Jobs lost in US solar industry due to a drop in utility-scale and residential solar installations
The US solar industry says it lost nearly 10,000 jobs in 2017 on slowing installation growth in mature markets like California and Massachusetts, according to a report by The Solar Foundation.
This is the first drop in employment rates in the solar industry since the foundation began tracking solar jobs in 2010.
In 2017, across the US, solar employment fell by 3.8 per cent to 250,271 jobs from 260,077 in 2016. The decline is due to a drop in utility-scale and residential solar installations. As well, industry concerns about President Donald Trump’s tariffs on imported solar panels were also to blame for the decline.
Despite the job losses, employment in the US solar industry is greater than coal, wind and nuclear energy, according to federal jobs data.
US solar installations dropped last year from record highs in 2016. Reuters reports in that year, developers were rushing to take advantage of a federal tax credit that expired in 2016. The credit has since been extended by Congress, but companies are now working to rebuild their sales and project pipelines.
Residential markets in California, Massachusetts and Nevada have slowed as incentives to switch to solar have become less lucrative.
Strong job growth in the US solar industry has been noted, however, in Minnesota, Arizona, Utah, New Jersey, New York and Tennessee.
The Solar Foundation expects growth in solar employment to resume in 2019, forecasting over 263,000 jobs by the end of 2019.
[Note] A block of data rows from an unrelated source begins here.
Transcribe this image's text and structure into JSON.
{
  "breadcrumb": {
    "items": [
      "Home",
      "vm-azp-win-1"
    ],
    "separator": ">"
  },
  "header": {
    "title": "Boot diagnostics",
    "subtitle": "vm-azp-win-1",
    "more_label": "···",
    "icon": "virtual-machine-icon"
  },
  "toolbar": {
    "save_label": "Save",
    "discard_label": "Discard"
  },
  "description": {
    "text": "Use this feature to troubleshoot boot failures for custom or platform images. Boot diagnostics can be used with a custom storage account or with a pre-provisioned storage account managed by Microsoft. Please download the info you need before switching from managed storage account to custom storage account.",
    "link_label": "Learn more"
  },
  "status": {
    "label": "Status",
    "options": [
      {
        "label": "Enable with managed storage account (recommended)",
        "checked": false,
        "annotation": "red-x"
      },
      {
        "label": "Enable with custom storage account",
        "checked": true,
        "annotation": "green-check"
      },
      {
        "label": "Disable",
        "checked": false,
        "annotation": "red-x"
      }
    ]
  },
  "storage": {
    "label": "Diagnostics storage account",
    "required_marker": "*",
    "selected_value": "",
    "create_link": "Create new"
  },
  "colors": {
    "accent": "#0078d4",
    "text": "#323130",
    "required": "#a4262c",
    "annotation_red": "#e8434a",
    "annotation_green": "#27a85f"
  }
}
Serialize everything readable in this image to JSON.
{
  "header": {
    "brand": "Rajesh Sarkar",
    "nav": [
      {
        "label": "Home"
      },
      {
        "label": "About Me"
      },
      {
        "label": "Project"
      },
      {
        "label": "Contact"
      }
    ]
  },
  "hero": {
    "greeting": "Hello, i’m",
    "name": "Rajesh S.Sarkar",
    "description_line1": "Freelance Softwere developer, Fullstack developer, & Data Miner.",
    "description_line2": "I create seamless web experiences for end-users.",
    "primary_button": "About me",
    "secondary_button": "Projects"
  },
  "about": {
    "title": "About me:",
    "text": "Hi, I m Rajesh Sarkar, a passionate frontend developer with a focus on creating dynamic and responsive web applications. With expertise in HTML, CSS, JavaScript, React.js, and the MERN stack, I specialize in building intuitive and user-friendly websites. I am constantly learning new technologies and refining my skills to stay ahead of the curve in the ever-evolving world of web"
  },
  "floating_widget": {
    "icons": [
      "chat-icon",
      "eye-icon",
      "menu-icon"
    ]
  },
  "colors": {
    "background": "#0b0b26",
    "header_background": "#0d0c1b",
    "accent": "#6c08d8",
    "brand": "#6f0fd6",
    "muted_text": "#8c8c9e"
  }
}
The forecast was made before President Trump imposed 30 per cent tariffs on imported solar panels. Ed Gilliland of the Solar Foundation says the impact of the tariffs may not be fully known until next year.
The tariffs benefit solar manufacturers who say they cannot compete with cheaper panels from overseas. The Solar Energy Industries Association trade group opposed the tariffs and argued the move would drive up prices for solar installers and developers.
Almost 78 per cent of US solar jobs are in installation, sales and project development. Only 15 per cent are in manufacturing, according to the Solar Foundation’s report.